Appeal judges uphold ten-year gun sentence
A ten-year sentence for a man caught with a loaded handgun has been upheld by the Court of Appeal.
Prosecutors appealed the sentence on the grounds it was too low and said Dion Cholmondeley should have got 12 years in jail.
The Court of Appeal ruled the sentence was “slightly on the low side”, but allowed it to stand.
Cholmondeley, 34, was jailed last December after he admitted having a firearm and ammunition at an hearing earlier that year. Prosecutors argued his ten-year sentence was “manifestly inadequate” and wanted two more years added to the Supreme Court sentence.
Sir Scott Baker, president of the Court of Appeal, said in a written judgment released this month: “This court does not interfere with a sentence on an appeal by the Crown, unless it is satisfied that in all the circumstances the sentence was manifestly inadequate.
“It seems to me debatable, whether the sentence of ten years rather than the 12-year statutory minimum contended for was inadequate, let alone manifestly so, in the circumstances of this case.
“We do not think that there is any justification for increasing the sentence of ten years which was in our judgment within the appropriate range.”

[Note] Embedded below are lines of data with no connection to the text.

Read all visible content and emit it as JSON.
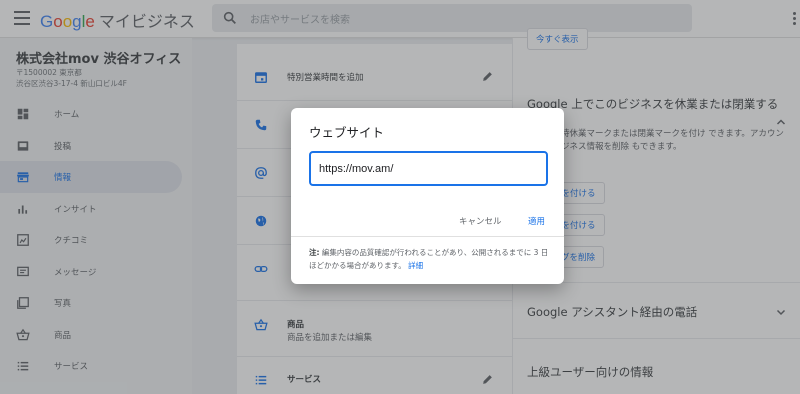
{
  "header": {
    "logo_letters": [
      "G",
      "o",
      "o",
      "g",
      "l",
      "e"
    ],
    "logo_suffix": "マイビジネス",
    "search_placeholder": "お店やサービスを検索"
  },
  "sidebar": {
    "business_name": "株式会社mov 渋谷オフィス",
    "address_line1": "〒1500002 東京都",
    "address_line2": "渋谷区渋谷3-17-4 新山口ビル4F",
    "items": [
      {
        "label": "ホーム",
        "icon": "dashboard-icon"
      },
      {
        "label": "投稿",
        "icon": "posts-icon"
      },
      {
        "label": "情報",
        "icon": "storefront-icon",
        "active": true
      },
      {
        "label": "インサイト",
        "icon": "bar-chart-icon"
      },
      {
        "label": "クチコミ",
        "icon": "reviews-icon"
      },
      {
        "label": "メッセージ",
        "icon": "message-icon"
      },
      {
        "label": "写真",
        "icon": "photos-icon"
      },
      {
        "label": "商品",
        "icon": "shopping-basket-icon"
      },
      {
        "label": "サービス",
        "icon": "list-icon"
      }
    ]
  },
  "main": {
    "special_hours": "特別営業時間を追加",
    "products_title": "商品",
    "products_sub": "商品を追加または編集",
    "services_title": "サービス"
  },
  "right": {
    "top_button": "今すぐ表示",
    "closure_heading": "Google 上でこのビジネスを休業または閉業する",
    "closure_text": "ネスに臨時休業マークまたは閉業マークを付け できます。アカウントからビジネス情報を削除 もできます。",
    "btn_temp_closed": "マークを付ける",
    "btn_perm_closed": "マークを付ける",
    "btn_remove": "ティングを削除",
    "assistant_heading": "Google アシスタント経由の電話",
    "advanced_heading": "上級ユーザー向けの情報"
  },
  "dialog": {
    "title": "ウェブサイト",
    "input_value": "https://mov.am/",
    "cancel_label": "キャンセル",
    "apply_label": "適用",
    "note_label": "注:",
    "note_text": "編集内容の品質確認が行われることがあり、公開されるまでに 3 日ほどかかる場合があります。",
    "note_link": "詳細"
  },
  "colors": {
    "accent": "#1a73e8",
    "overlay": "#3c4043"
  }
}
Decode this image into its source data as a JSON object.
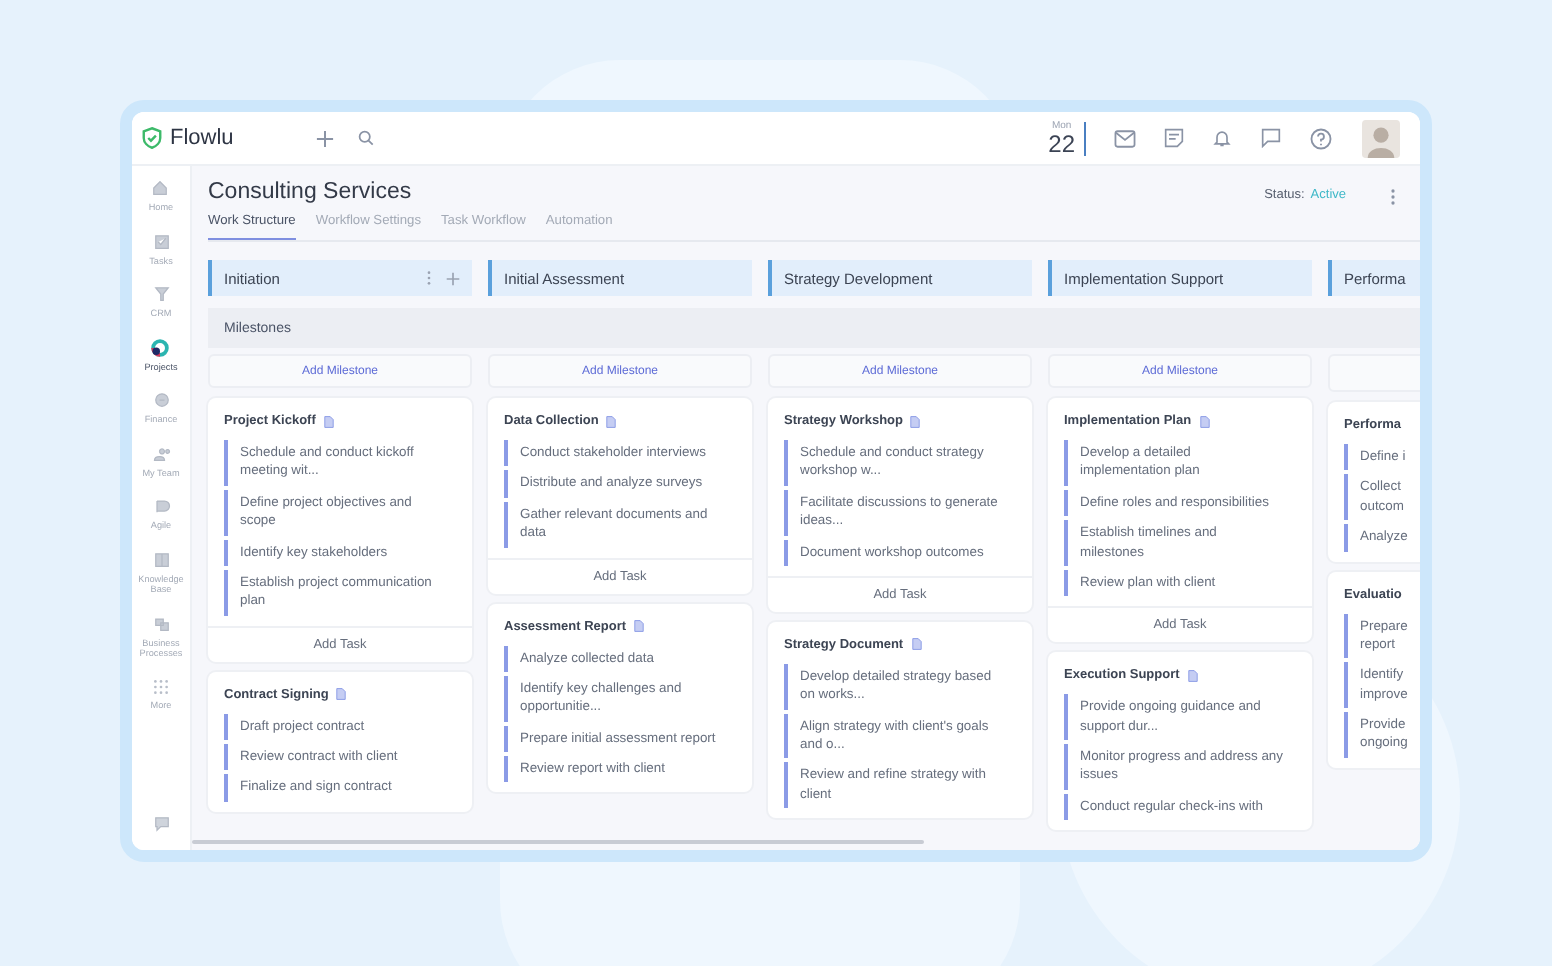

Cholmondeley was arrested on August 15, 2007, after he was stopped by police near Purvis Primary School in Warwick.
He told officers he had a loaded weapon after he was told by police he would be searched. Police found a Glock 26 automatic handgun fitted with an oversized magazine in the waistband of his pants. He told the officers: “I needed it for protection. Guys are trying to kill me.”
Cholmondeley later told his probation officer that he had found the weapon earlier that day while drinking with friends.
He said he put it in his waistband because he did not want to leave it in his car. Cholmondeley said he still had the gun when he decided to drive to his brother’s house, but was stopped by police on the way.
Sir Scott wrote that the story was “inherently unlikely”.
He said: “Guns are carefully guarded weapons and not allowed into the hands of third parties, unless the third party can be trusted, or there is good reason to pass them over.”
The judge added: “In my judgment, the sentence of ten years’ imprisonment might be said to be slightly on the low side, bearing in mind that the respondent was in possession of a loaded gun and the inference that he had been plainly given it by some person for a purpose, either of conveying it elsewhere, or some other undisclosed purpose.”
But he said that given other cases, including a 12-year sentence given to another defendant under “more serious” circumstances, the appeal court was not convinced that a ten-year sentence was not inadequate.